Note that 4.2 explicitly has "<= n", not "< n". It's undefined for any value larger than size(), but is defined for size().

The ordering of array elements is defined in 7.6.9 (p141):

(4.1) If two pointers point to different elements of the same array, or to subobjects thereof, the pointer to the element with the higher subscript is required to compare greater.

Which means the hypothetical element n will compare greater than the array itself (element 0) for all well defined cases of n > 0.

Solution 5:

The relevant rule in C++ is [expr.rel]/4.1:

If two pointers point to different elements of the same array, or to subobjects thereof, the pointer to the element with the higher subscript is required to compare greater.
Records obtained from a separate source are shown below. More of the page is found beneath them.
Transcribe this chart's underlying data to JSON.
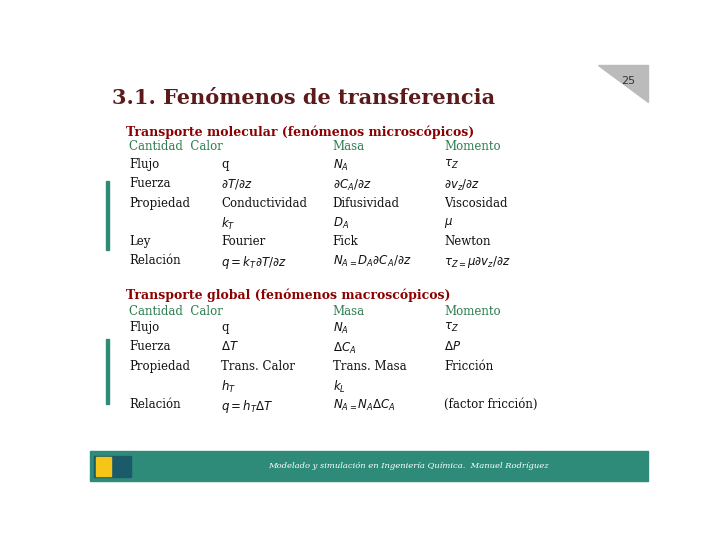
{
  "title": "3.1. Fenómenos de transferencia",
  "title_color": "#5C1A1A",
  "title_fontsize": 15,
  "page_number": "25",
  "background_color": "#FFFFFF",
  "section1_header": "Transporte molecular (fenómenos microscópicos)",
  "section2_header": "Transporte global (fenómenos macroscópicos)",
  "header_color": "#8B0000",
  "col_header_color": "#2E7D4F",
  "footer_text": "Modelado y simulación en Ingeniería Química.  Manuel Rodríguez",
  "footer_bg": "#2E8B7A",
  "left_accent_color": "#2E8B7A",
  "col_header_fontsize": 8.5,
  "body_fontsize": 8.5,
  "section_header_fontsize": 9.0,
  "col0": 0.07,
  "col1": 0.235,
  "col2": 0.435,
  "col3": 0.635
}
The above rule appears to only cover pointers to array elements, and array + SIZE doesn't point to an array element. However, as mentioned in the footnote, a one-past-the-end pointer is treated as if it were an array element here. The relevant language rule is in [basic.compound]/3:

For purposes of pointer arithmetic ([expr.add]) and comparison ([expr.rel], [expr.eq]), a pointer past the end of the last element of an array x of n elements is considered to be equivalent to a pointer to a hypothetical array element n of x and an object of type T that is not an array element is considered to belong to an array with one element of type T.

So C++ guarantees that array + SIZE > array (at least when SIZE > 0), and that &x + 1 > &x for any object x.